Attorney General Ellison condemns federal effort to let predatory lenders take advantage of consumers

FDIC rule would allow payday and other predatory lenders to skirt state usury laws; AG Ellison joins bipartisan coalition urging withdrawal of rule they say violates law, administrative authority

February 6, 2020 (SAINT PAUL) — Minnesota Attorney General Ellison has joined a bipartisan coalition of 24 attorneys general in opposing a proposal by the Federal Deposit Insurance Commission (FDIC) to preempt state usury laws that regulate payday and other high-cost lending, thereby making it easier for predatory lenders to take advantage of consumers. State usury laws prevent predatory lenders from taking advantage of consumers by charging high interest rates on loans. The FDIC’s proposed rule would enable predatory lenders to circumvent state usury laws through “rent-a-bank” schemes, in which federally regulated banks act as lenders in name only, thereby passing along their exemptions from state laws to non-bank predatory and payday lenders.

“Once again, the federal government under Trump Administration wants to make it easier for predatory lenders to take advantage of Minnesotans and make it harder for them to afford their lives. It’s a basic principle of economic fairness that consumers shouldn’t be ripped off, but over and over again, the Trump Administration is showing that that’s exactly how they want the economy to work. I didn’t get elected the People’s Lawyer to sit back and let that happen,” Attorney General Ellison said.
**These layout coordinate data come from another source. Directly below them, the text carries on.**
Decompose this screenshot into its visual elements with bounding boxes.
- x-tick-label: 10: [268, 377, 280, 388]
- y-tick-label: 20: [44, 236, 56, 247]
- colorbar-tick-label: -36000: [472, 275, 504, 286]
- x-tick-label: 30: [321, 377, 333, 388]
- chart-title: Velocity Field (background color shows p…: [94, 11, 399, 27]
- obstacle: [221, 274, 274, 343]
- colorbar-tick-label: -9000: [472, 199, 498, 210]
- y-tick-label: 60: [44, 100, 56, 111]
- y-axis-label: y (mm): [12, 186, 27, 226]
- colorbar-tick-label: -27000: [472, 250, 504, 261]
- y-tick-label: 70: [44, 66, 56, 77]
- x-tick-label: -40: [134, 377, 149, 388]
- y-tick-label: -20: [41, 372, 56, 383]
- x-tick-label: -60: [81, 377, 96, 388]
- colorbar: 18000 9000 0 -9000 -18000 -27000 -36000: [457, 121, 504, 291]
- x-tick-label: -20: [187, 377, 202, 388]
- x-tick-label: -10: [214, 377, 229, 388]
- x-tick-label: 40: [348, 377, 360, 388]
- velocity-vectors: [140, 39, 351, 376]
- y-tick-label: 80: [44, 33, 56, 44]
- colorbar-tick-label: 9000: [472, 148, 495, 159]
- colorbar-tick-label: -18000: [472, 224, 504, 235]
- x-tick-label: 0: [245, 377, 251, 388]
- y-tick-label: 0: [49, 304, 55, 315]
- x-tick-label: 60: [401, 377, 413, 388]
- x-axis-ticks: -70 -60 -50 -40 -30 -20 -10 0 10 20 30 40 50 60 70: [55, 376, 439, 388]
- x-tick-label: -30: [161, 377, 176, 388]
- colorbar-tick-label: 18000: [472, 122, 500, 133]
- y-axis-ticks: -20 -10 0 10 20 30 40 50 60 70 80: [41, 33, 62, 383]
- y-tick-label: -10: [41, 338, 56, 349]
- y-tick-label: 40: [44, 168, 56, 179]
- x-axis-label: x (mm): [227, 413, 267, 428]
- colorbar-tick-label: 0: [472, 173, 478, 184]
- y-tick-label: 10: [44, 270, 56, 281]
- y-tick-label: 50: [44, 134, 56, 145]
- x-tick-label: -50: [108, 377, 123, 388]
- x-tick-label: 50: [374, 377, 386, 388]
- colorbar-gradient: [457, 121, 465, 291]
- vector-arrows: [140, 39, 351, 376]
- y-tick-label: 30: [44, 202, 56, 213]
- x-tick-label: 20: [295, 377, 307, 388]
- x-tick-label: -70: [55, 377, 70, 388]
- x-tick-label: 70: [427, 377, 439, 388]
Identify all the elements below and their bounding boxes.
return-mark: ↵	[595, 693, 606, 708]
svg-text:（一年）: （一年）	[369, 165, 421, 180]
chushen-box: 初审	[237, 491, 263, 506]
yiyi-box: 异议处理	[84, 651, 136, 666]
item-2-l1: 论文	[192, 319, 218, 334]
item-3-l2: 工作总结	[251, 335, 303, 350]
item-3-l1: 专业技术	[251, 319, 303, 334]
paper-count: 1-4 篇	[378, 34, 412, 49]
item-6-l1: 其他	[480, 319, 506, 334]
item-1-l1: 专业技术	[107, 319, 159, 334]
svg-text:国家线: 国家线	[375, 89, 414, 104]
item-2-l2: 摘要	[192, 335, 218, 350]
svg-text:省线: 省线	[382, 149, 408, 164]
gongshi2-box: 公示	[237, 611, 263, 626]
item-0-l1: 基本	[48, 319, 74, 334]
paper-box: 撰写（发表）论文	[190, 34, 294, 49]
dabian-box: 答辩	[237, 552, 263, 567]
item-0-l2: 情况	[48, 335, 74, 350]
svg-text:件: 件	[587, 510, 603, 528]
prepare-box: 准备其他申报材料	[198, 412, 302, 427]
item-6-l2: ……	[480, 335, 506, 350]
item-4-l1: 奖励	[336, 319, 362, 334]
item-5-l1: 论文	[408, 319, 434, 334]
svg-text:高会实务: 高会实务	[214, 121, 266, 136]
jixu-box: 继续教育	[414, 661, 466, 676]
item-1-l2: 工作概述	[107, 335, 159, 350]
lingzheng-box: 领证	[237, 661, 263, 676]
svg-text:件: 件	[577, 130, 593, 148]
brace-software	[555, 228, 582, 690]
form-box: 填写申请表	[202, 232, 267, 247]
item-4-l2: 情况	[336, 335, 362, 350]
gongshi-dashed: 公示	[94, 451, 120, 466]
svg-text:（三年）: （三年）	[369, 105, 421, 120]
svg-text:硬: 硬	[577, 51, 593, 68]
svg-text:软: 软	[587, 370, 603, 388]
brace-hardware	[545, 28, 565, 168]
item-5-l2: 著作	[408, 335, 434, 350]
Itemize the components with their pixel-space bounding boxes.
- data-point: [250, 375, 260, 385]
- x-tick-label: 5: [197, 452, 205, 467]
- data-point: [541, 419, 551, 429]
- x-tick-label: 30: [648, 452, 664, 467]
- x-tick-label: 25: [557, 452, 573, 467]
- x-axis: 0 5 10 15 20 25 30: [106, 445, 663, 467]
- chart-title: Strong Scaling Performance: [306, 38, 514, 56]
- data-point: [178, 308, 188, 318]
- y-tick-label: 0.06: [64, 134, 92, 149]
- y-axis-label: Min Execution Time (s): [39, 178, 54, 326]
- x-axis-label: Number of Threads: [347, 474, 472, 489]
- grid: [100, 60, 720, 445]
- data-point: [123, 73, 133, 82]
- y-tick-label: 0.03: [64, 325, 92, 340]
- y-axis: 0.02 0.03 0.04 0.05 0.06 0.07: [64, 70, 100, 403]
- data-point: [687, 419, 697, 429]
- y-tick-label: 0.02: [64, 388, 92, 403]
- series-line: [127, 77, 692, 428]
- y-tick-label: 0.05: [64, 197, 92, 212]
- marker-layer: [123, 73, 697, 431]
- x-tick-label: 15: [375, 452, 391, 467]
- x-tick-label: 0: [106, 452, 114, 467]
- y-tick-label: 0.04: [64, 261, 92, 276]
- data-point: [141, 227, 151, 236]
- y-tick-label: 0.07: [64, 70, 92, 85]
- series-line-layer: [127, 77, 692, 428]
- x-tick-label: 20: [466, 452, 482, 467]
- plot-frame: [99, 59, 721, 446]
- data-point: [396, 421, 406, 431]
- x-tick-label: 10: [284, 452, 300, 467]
Payday loans are high-interest, short-term loans that must be paid in full when the borrower receives their next paycheck. Payday lending can trap lower-income people who do not otherwise have access to consumer credit in endless cycles of debt. According to the Pew Charitable Trusts, the average payday loan borrower earns about $30,000 per year and is in debt for nearly half the year because they borrow again to help repay the original loan.

States have historically played a critical role in protecting consumers from predatory lending, using rate caps to prevent the issuance of unaffordable, high-cost loans. While federal law provides a carve-out from state law for federally regulated banks, state law continues to protect residents from predatory lending by non-banks such as payday, auto title, and installment lenders. The new regulations proposed by the FDIC would extend the Federal Deposit Insurance Act exemption for federally regulated banks to these non-bank debt buyers, a sharp reversal in policy that deliberately evades state laws targeting predatory lending.

In a letter to the FDIC, Attorney General Ellison and the bipartisan coalition of attorneys general write, “At a time when Americans of all political backgrounds are demanding that loans with triple-digit interest rates be subject to more, not less, regulation, it is disappointing that the FDIC instead seeks to expand the availability of exploitative loans that trap borrowers in a never-ending cycle of debt.” They argue that “the FDIC has no authority to unilaterally rewrite federal statutory and constitutional law to suit its policy preferences” and that the FDIC’s attempt to extend preemption to non-banks conflicts with the Federal Deposit Insurance Act, exceeds the FDIC’s statutory authority, and violates the Administrative Procedure Act. They urge the FDIC to withdraw the proposed rule.

Attorney General Ellison has also publicly opposed efforts by the federal Consumer Financial Protection Bureau (CFPB) to weaken restrictions in predatory payday lenders. The CFPB director serves as an ex officio FDIC board member.

The letter Attorney General Ellison signed was co-led by California Attorney General Xavier Becerra, Illinois Attorney General Kwame Raoul, and New York Attorney General Letitia James. The bipartisan group that also signed are the attorneys general of Colorado, Connecticut, the District of Columbia, Hawaii, Iowa, Maine, Maryland, Massachusetts, Michigan, Nevada, New Jersey, New Mexico, North Carolina, Oregon, Pennsylvania, Tennessee, Vermont, Virginia, Washington, and Wisconsin.

A copy of the comment letter is available on the website of California Attorney General Becerra.